As part of my churchly visits while working on my uncertainty, I took communion at a baptist church. I was baptized twenty-three years ago so it was all on the up and up, at least in protestant Christendom. It had been years, and it was a very moving experience. It brought back the sadness I felt at my first Memorial when no one dared take the gift from Jesus.
So, I thought about things, looked through all the books I had (Teach, Knowledge, Reasoning, NWT notes), at the WTBS website and couldn't find the biblical connection to why communion is not for all. Meanwhile, I knew that i was not going to get Dub-dunked and thought it only fair to tell my study-leader.

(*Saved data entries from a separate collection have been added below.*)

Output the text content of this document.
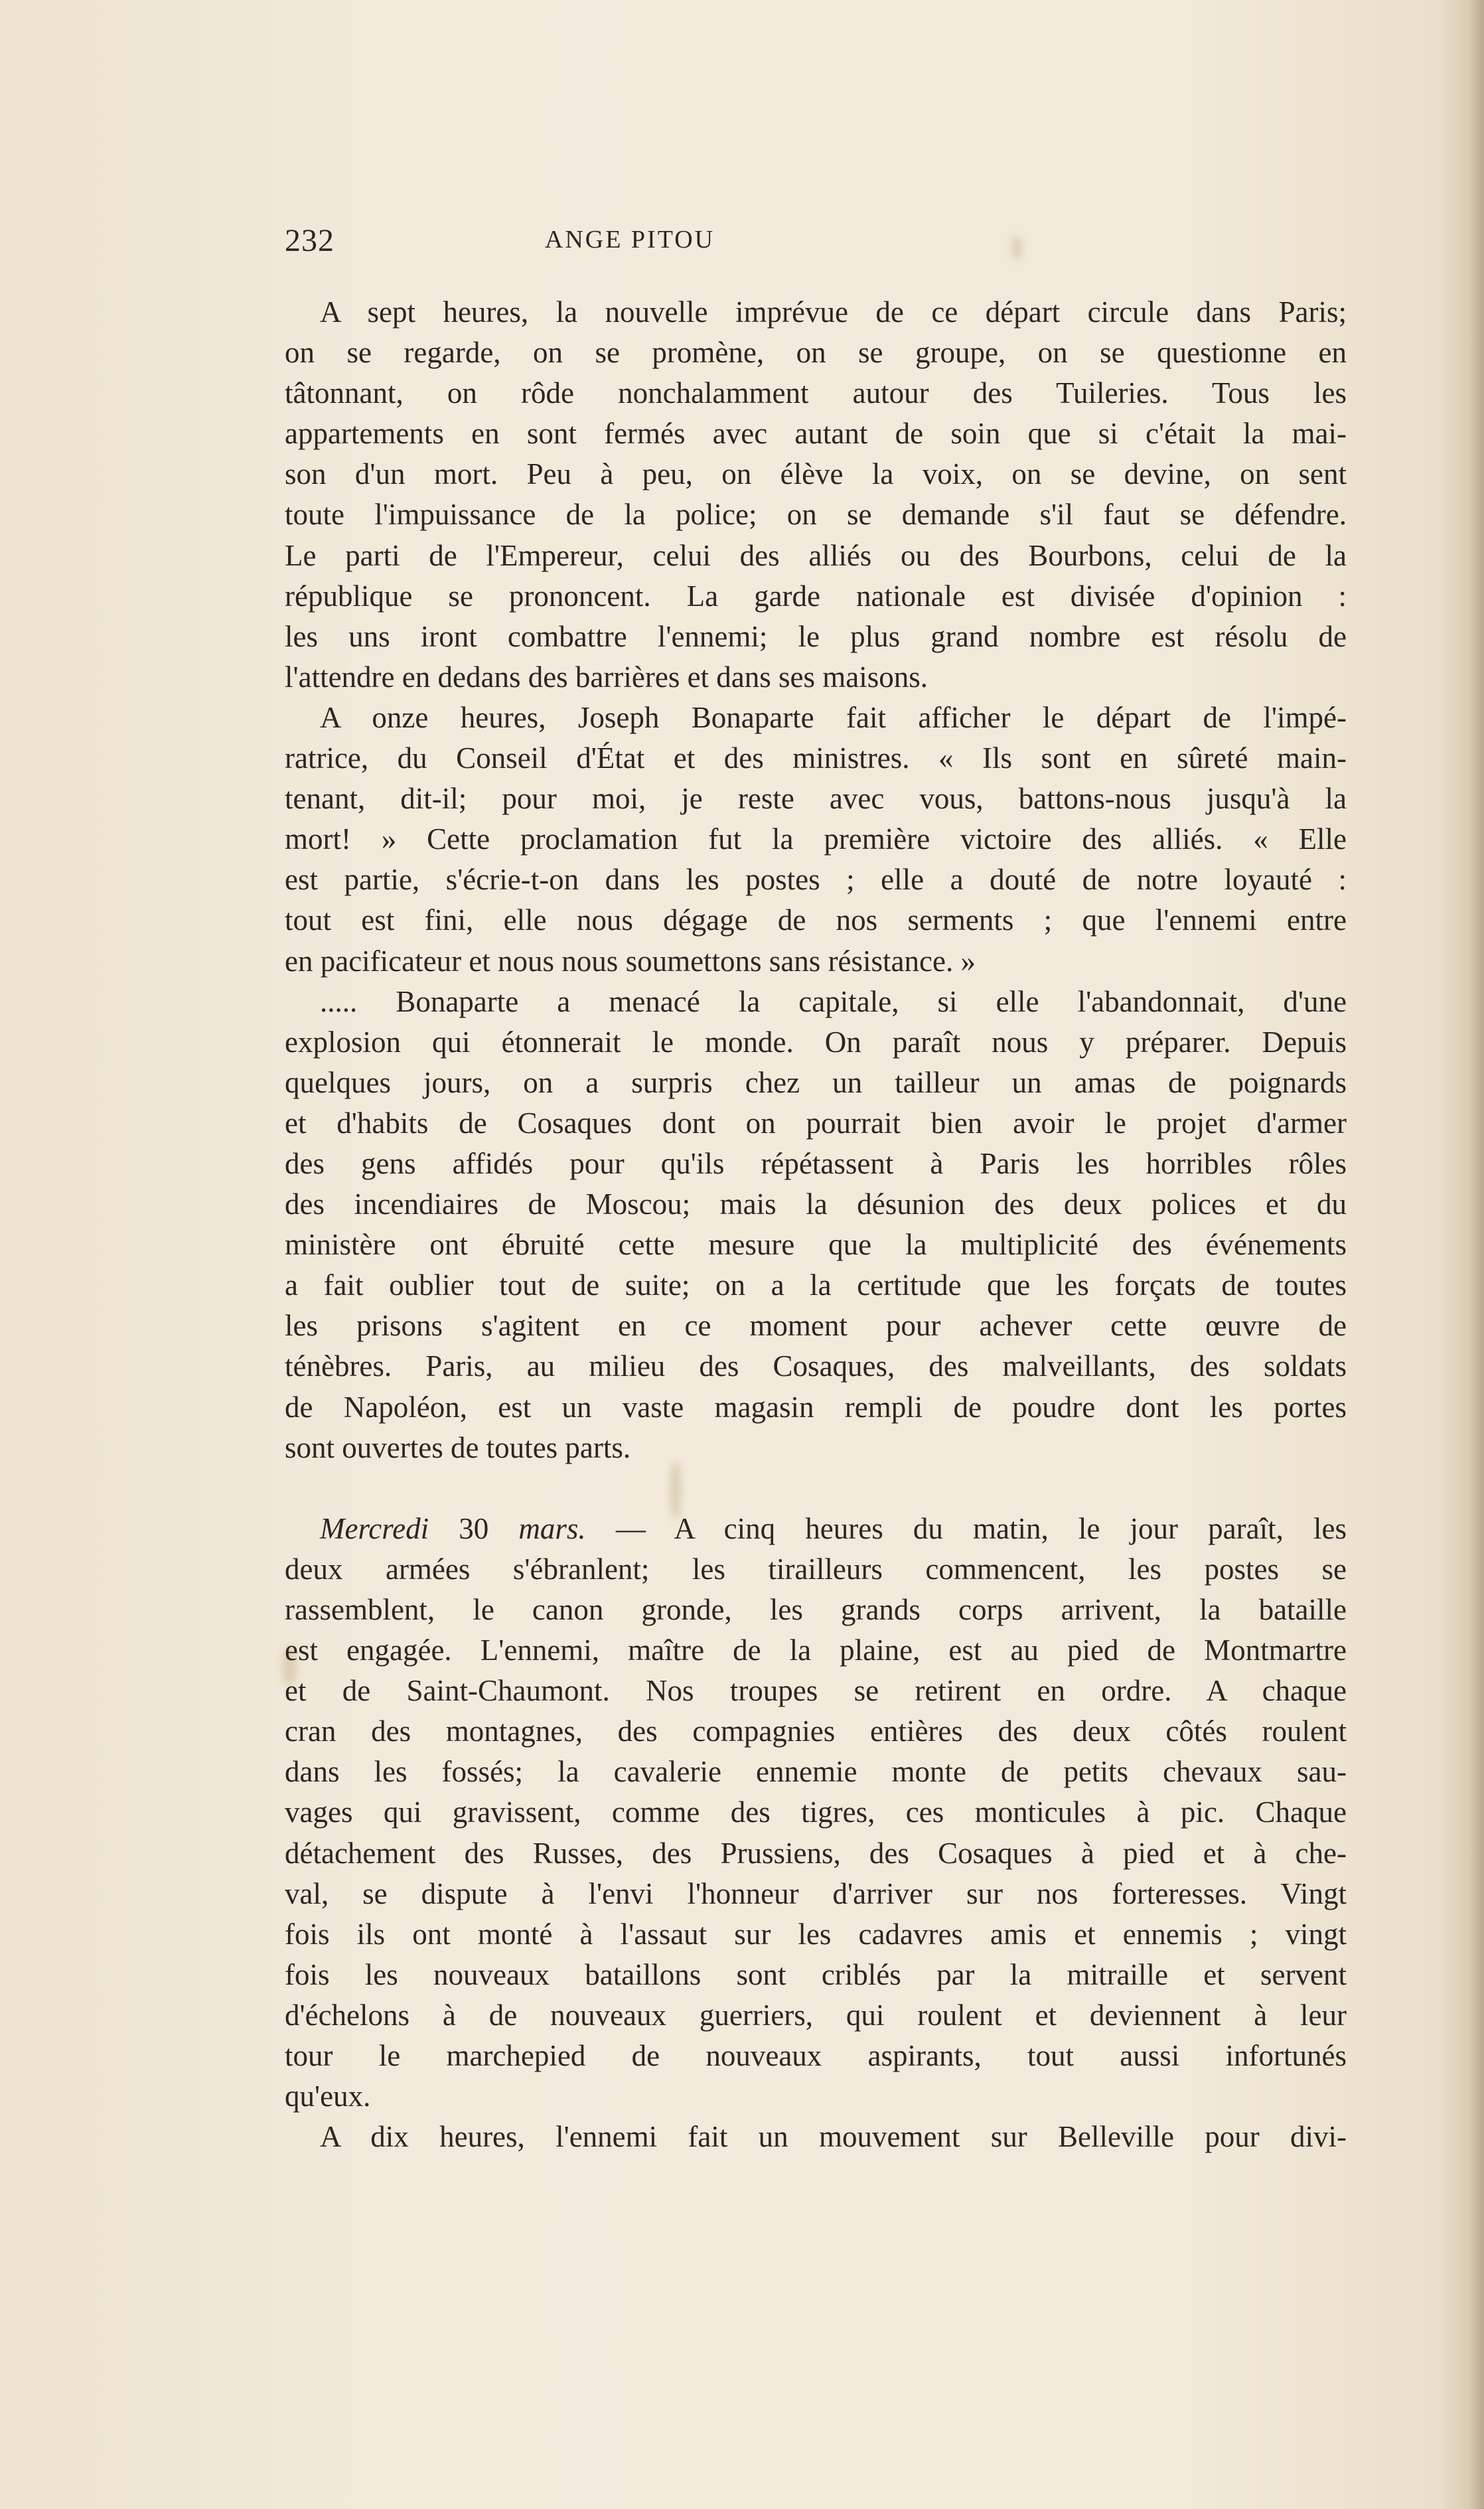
232	ANGE PITOU
A sept heures, la nouvelle imprévue de ce départ circule dans Paris;
on se regarde, on se promène, on se groupe, on se questionne en
tâtonnant, on rôde nonchalamment autour des Tuileries. Tous les
appartements en sont fermés avec autant de soin que si c'était la mai-
son d'un mort. Peu à peu, on élève la voix, on se devine, on sent
toute l'impuissance de la police; on se demande s'il faut se défendre.
Le parti de l'Empereur, celui des alliés ou des Bourbons, celui de la
république se prononcent. La garde nationale est divisée d'opinion :
les uns iront combattre l'ennemi; le plus grand nombre est résolu de
l'attendre en dedans des barrières et dans ses maisons.
A onze heures, Joseph Bonaparte fait afficher le départ de l'impé-
ratrice, du Conseil d'État et des ministres. « Ils sont en sûreté main-
tenant, dit-il; pour moi, je reste avec vous, battons-nous jusqu'à la
mort! » Cette proclamation fut la première victoire des alliés. « Elle
est partie, s'écrie-t-on dans les postes ; elle a douté de notre loyauté :
tout est fini, elle nous dégage de nos serments ; que l'ennemi entre
en pacificateur et nous nous soumettons sans résistance. »
..... Bonaparte a menacé la capitale, si elle l'abandonnait, d'une
explosion qui étonnerait le monde. On paraît nous y préparer. Depuis
quelques jours, on a surpris chez un tailleur un amas de poignards
et d'habits de Cosaques dont on pourrait bien avoir le projet d'armer
des gens affidés pour qu'ils répétassent à Paris les horribles rôles
des incendiaires de Moscou; mais la désunion des deux polices et du
ministère ont ébruité cette mesure que la multiplicité des événements
a fait oublier tout de suite; on a la certitude que les forçats de toutes
les prisons s'agitent en ce moment pour achever cette œuvre de
ténèbres. Paris, au milieu des Cosaques, des malveillants, des soldats
de Napoléon, est un vaste magasin rempli de poudre dont les portes
sont ouvertes de toutes parts.
Mercredi 30 mars. — A cinq heures du matin, le jour paraît, les
deux armées s'ébranlent; les tirailleurs commencent, les postes se
rassemblent, le canon gronde, les grands corps arrivent, la bataille
est engagée. L'ennemi, maître de la plaine, est au pied de Montmartre
et de Saint-Chaumont. Nos troupes se retirent en ordre. A chaque
cran des montagnes, des compagnies entières des deux côtés roulent
dans les fossés; la cavalerie ennemie monte de petits chevaux sau-
vages qui gravissent, comme des tigres, ces monticules à pic. Chaque
détachement des Russes, des Prussiens, des Cosaques à pied et à che-
val, se dispute à l'envi l'honneur d'arriver sur nos forteresses. Vingt
fois ils ont monté à l'assaut sur les cadavres amis et ennemis ; vingt
fois les nouveaux bataillons sont criblés par la mitraille et servent
d'échelons à de nouveaux guerriers, qui roulent et deviennent à leur
tour le marchepied de nouveaux aspirants, tout aussi infortunés
qu'eux.
A dix heures, l'ennemi fait un mouvement sur Belleville pour divi-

I told her about my wild escapade, and my reason for doing it. I had already laid the groundwork at the previous week's study, saying I needed to ask more about the Memorial the next time we met. She had Mrs. CO with her so I didn't want to make an issue of it that day. The next week I asked her for the bible citation, leaving her the loophole of getting back to me with it. We looked at the sources we had, and didn't find anything. I gave a heartfelt witness (come to think of it, I never actually witnessed before) about the closeness to Jah through his Son and the wafer and wine, I hope I gave her something to consider. I said I didn't see myself being a candidate for baptism so she invited me to keep attending the KH but we stopped the study. I will probably continue the Rev book for awhile, out of curiosity and a personal sense of comittment to finishing what I started. Or I'll gag once too often and give it up, we'll see.
Thanks for your support in this decision, I hope I can continue to hang out here. You folks are pretty special and I already speak the "language."